To evidence completion of this task, and to check your own progress, please train your model using the train method. The train method should work without any tweaks. Do not modify or otherwise change that function. You should add to the pdf accompanying your code a screenshot of the output of your code. Mine, for example, looks as follows (skipping parts in the middle):

batch 100 loss: 1.672284483909607
batch 200 loss: 1.1067351633310318
batch 300 loss: 0.9611724829673767
batch 400 loss: 0.8704170614480973
batch 500 loss: 0.8233233571052552
batch 600 loss: 0.7921148812770844
batch 700 loss: 0.7688001942634582
batch 800 loss: 0.734564779996872
batch 900 loss: 0.6996732714772225
Epoch 1 Train Avg Loss 0.929627036304077 Validation  Loss -1
--------------------------------------------------------------------------------
batch 100 loss: 0.6923972260951996
batch 200 loss: 0.6773819029331207
batch 300 loss: 0.6719656646251678
batch 400 loss: 0.6548320659995079
batch 500 loss: 0.6613071784377098
batch 600 loss: 0.6577168375253677
batch 700 loss: 0.6382966065406799
batch 800 loss: 0.6172605124115944
batch 900 loss: 0.6231981575489044
Epoch 2 Train Avg Loss 0.6551079480027185 Validation  Loss -1
--------------------------------------------------------------------------------
...
...
--------------------------------------------------------------------------------
batch 100 loss: 0.49717589110136035
batch 200 loss: 0.5047877758741379
batch 300 loss: 0.48548407793045045
batch 400 loss: 0.48455618917942045
batch 500 loss: 0.4776347289979458
batch 600 loss: 0.47942177444696427
batch 700 loss: 0.4911013525724411
batch 800 loss: 0.4988816994428635
batch 900 loss: 0.48646573185920716
Epoch 10 Train Avg Loss 0.49039147889664997 Validation  Loss -1
--------------------------------------------------------------------------------

Implement Validation Loss

Notice that the valid_loss function returns -1 in the provided code. Your task is to complete this function. It should meet the following specifications:

Return the average loss per batch for the validation data
Not calculate a gradient

Notice, PyTorch automatically calculates the gradient when generating predictions. You should research how to disable this for a whole function or for a block of code (either way works).

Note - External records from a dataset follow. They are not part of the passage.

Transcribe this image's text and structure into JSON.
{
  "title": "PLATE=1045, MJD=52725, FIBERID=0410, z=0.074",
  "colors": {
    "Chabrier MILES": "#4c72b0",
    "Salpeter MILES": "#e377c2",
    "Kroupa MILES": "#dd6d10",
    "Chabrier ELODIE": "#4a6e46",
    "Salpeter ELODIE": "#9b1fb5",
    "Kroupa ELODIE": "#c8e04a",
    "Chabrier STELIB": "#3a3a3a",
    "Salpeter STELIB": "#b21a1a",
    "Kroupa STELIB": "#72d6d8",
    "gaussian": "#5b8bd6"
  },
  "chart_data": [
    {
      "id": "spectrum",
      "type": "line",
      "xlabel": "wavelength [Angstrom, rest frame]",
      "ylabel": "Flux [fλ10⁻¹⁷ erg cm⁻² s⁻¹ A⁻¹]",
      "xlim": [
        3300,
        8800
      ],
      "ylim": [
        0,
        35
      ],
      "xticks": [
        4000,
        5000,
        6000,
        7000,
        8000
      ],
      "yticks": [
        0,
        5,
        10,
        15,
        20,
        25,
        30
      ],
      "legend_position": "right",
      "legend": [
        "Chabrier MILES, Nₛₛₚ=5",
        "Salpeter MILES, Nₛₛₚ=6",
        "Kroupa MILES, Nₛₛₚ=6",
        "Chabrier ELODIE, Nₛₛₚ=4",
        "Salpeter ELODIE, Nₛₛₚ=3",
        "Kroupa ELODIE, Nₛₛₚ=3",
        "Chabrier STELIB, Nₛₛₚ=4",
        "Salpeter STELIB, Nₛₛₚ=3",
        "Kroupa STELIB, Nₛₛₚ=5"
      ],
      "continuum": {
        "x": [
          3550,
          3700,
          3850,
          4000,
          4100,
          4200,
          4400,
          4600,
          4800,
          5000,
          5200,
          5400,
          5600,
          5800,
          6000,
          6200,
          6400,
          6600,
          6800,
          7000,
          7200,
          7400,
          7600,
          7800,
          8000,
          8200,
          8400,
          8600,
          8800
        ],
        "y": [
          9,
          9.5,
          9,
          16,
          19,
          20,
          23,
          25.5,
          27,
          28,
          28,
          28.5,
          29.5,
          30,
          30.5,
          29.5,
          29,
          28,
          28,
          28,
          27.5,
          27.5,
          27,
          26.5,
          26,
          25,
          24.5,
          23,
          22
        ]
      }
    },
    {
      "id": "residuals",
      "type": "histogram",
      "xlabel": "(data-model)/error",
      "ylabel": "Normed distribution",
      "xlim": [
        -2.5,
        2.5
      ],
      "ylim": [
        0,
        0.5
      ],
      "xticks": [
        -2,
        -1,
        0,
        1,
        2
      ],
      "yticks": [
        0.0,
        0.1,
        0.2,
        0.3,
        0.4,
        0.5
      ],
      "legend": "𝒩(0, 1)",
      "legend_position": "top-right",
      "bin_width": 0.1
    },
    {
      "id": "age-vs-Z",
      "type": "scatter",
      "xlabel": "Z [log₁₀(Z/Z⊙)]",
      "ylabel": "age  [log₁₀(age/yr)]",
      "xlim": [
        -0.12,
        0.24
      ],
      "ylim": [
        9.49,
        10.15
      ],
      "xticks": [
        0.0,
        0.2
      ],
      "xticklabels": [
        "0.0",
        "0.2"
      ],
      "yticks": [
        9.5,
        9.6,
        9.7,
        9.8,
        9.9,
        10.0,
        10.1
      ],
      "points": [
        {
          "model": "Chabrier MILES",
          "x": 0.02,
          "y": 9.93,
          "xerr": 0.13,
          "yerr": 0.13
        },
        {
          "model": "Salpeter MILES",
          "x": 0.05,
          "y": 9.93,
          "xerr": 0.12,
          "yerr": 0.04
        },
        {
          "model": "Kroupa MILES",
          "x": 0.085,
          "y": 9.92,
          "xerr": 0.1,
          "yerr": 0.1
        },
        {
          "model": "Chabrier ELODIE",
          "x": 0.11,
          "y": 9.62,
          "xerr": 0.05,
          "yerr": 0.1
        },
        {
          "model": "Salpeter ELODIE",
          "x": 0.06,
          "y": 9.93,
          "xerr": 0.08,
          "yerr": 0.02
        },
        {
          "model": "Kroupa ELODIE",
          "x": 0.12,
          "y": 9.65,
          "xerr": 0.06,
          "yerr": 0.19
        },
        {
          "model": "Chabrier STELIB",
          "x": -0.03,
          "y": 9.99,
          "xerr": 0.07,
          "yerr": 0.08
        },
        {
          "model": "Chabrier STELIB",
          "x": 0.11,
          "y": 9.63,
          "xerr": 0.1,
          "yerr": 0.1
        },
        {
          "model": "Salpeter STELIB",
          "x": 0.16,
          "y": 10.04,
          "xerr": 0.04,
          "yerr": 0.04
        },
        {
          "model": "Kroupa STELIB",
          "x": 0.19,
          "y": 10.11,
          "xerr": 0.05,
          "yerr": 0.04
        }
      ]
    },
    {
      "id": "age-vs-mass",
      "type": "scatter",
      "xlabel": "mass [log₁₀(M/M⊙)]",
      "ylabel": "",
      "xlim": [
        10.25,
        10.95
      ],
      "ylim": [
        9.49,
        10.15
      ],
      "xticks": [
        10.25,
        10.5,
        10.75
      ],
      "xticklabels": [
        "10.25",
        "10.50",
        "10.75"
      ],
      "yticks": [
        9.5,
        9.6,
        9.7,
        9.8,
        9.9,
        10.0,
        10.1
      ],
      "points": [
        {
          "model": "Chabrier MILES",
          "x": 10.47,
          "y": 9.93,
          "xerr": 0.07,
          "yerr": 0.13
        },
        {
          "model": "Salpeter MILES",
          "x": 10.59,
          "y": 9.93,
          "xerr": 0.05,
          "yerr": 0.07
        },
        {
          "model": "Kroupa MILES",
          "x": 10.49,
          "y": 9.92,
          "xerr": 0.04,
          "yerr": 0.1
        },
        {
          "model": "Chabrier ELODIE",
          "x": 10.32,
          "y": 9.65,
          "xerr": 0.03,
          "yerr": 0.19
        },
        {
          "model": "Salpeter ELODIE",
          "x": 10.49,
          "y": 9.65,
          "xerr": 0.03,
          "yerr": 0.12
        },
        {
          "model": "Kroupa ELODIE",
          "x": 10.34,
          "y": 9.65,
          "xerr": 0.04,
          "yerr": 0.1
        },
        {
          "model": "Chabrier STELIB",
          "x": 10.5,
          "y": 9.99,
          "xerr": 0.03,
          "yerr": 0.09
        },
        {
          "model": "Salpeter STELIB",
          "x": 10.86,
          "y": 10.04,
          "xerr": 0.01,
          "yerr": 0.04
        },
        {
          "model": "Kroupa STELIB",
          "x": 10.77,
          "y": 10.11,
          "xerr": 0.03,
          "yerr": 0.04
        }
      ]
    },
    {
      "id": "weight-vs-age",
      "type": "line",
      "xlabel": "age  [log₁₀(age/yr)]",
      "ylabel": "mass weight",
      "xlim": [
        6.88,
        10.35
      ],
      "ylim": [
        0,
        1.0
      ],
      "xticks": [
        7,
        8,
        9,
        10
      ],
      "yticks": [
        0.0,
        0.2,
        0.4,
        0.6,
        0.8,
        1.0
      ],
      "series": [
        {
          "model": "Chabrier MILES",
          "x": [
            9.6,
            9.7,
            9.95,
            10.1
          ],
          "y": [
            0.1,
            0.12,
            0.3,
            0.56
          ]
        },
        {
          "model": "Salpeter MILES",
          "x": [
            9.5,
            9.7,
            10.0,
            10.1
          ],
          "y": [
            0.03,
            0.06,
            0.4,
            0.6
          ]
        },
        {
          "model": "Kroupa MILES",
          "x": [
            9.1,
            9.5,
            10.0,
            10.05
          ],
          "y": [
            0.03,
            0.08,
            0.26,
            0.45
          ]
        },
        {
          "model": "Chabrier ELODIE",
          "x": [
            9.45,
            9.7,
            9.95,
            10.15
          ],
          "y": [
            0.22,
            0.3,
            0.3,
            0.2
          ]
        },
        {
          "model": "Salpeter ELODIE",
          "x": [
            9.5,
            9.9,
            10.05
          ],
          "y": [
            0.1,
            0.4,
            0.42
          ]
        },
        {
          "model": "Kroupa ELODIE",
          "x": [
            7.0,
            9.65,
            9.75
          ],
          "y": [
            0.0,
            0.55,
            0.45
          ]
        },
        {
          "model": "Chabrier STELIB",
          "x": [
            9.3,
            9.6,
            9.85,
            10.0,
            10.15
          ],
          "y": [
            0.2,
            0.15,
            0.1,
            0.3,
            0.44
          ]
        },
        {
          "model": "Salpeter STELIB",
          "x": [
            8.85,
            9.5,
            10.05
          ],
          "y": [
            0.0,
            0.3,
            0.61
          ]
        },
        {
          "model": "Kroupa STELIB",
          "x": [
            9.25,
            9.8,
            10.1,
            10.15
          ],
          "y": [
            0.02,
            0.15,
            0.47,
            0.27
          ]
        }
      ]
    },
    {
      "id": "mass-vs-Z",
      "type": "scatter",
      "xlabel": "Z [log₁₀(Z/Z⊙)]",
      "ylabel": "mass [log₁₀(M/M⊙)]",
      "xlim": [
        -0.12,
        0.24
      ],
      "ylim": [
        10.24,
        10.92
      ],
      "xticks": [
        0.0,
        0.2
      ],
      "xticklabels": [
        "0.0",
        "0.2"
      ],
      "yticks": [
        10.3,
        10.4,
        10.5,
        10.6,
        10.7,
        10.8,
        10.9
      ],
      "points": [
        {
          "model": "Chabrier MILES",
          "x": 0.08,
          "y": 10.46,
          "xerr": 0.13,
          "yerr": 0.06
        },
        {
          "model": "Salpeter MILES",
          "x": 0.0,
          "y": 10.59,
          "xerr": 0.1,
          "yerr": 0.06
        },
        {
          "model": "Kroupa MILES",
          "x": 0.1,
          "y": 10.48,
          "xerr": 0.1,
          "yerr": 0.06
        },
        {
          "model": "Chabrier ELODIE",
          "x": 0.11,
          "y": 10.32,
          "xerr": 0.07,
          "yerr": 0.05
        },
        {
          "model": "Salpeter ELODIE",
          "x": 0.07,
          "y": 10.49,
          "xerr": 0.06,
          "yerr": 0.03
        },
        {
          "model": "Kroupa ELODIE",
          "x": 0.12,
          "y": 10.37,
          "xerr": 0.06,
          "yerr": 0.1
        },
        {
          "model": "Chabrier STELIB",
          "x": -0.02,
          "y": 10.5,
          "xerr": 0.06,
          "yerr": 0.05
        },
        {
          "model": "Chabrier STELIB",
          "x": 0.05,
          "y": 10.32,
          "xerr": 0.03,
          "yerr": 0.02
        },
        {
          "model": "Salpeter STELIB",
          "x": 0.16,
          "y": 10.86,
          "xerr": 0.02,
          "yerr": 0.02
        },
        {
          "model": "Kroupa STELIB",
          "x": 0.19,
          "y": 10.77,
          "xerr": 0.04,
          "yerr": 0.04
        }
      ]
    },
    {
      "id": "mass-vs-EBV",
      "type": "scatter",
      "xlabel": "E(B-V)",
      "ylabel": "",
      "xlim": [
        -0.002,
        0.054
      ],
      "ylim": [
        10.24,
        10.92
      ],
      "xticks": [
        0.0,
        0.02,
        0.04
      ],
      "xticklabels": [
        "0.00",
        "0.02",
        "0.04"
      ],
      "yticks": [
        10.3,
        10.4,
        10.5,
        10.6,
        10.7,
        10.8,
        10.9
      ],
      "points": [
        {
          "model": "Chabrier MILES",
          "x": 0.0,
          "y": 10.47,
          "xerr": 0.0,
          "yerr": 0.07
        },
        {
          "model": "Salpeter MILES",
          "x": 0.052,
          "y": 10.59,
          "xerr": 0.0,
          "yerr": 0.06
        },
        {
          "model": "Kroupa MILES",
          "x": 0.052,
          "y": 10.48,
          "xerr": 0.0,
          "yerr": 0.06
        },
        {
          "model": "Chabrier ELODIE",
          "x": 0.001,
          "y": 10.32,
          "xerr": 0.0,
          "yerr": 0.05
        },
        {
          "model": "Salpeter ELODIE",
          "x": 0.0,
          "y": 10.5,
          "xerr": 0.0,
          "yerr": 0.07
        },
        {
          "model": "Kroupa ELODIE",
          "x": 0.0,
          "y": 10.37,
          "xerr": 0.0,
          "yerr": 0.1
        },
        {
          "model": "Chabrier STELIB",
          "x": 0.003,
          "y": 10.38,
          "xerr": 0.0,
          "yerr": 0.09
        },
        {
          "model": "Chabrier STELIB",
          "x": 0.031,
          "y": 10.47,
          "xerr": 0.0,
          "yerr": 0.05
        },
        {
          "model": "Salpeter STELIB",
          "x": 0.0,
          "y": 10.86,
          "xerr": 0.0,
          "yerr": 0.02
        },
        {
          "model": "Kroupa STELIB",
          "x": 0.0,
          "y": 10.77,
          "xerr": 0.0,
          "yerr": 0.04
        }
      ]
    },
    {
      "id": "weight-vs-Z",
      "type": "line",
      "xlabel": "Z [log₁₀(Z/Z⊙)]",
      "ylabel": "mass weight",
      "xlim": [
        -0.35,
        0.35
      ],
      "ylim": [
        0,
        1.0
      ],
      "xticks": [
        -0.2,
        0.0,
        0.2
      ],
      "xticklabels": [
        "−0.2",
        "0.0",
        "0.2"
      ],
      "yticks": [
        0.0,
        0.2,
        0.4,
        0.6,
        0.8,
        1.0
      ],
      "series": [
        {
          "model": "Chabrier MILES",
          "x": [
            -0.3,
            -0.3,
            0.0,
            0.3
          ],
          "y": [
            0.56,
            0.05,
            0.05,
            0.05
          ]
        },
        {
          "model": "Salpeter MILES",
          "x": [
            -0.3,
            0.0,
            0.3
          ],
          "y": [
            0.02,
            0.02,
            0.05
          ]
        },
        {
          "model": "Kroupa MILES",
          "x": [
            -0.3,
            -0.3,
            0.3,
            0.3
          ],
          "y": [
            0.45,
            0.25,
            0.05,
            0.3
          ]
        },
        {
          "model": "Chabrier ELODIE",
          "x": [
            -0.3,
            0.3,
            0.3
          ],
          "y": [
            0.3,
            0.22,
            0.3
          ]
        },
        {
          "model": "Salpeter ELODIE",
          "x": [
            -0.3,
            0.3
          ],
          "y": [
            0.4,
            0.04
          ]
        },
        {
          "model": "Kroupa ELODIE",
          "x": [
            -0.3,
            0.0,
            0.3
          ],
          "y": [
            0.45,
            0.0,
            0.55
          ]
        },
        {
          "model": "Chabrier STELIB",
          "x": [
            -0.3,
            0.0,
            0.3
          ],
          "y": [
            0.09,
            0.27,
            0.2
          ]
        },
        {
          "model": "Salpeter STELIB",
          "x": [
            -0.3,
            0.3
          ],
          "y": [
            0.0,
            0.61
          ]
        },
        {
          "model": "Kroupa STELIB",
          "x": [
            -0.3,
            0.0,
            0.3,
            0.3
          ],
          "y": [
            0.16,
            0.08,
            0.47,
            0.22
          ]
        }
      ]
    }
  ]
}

To evidence completion of this task, and to check your own progress, please train your model using the train function. You should add to the pdf accompanying your code a screenshot of the output of your code. Mine, for example, looks as follows (ignoring the remaining epochs):

batch 100 loss: 1.6615215480327605
batch 200 loss: 1.099790757894516
batch 300 loss: 0.9497145491838456
batch 400 loss: 0.8745188522338867
batch 500 loss: 0.8291540437936783
batch 600 loss: 0.7907151341438293
batch 700 loss: 0.7683601039648056
batch 800 loss: 0.7313806009292603
batch 900 loss: 0.7262751519680023
Epoch 1 Train Avg Loss 0.928412394119047 Validation  Loss 0.7187230858453519
--------------------------------------------------------------------------------
...

Light Error Analysis

To further evaluate your model’s performance, you should complete two things:

Calculate the accuracy, precision, recall, and f1 score for you model on your validation data (both before training and after training; you should use sklearn)
Compare the average probability your model assigns to it’s top prediction when it is correct to when it is incorrect.
Plot a few of your model’s incorrect predictions. Do you see any pattern?

To evidence completion of this task, and to check your own progress, please provide screenshots of the output of 1 and 2 in the pdf accompanying your code. Mine, for example, look like:

Initial metrics:
Acc 0.0625 P 0.07361111111111111 R 0.04892156862745098 F1 0.038225108225108224
Final metrics:
Acc 0.78125 P 0.7961111111111111 R 0.7908730158730158 F1 0.7836813186813186

Average probability of correct predictions: 83.2%
Average probability of incorrect predictions: 57.67%

For 3, include images of your plots and a description of any patterns you see or explanation you may have for your model’s mislabeling. Notice, a plotting function has been provided with the class for the data.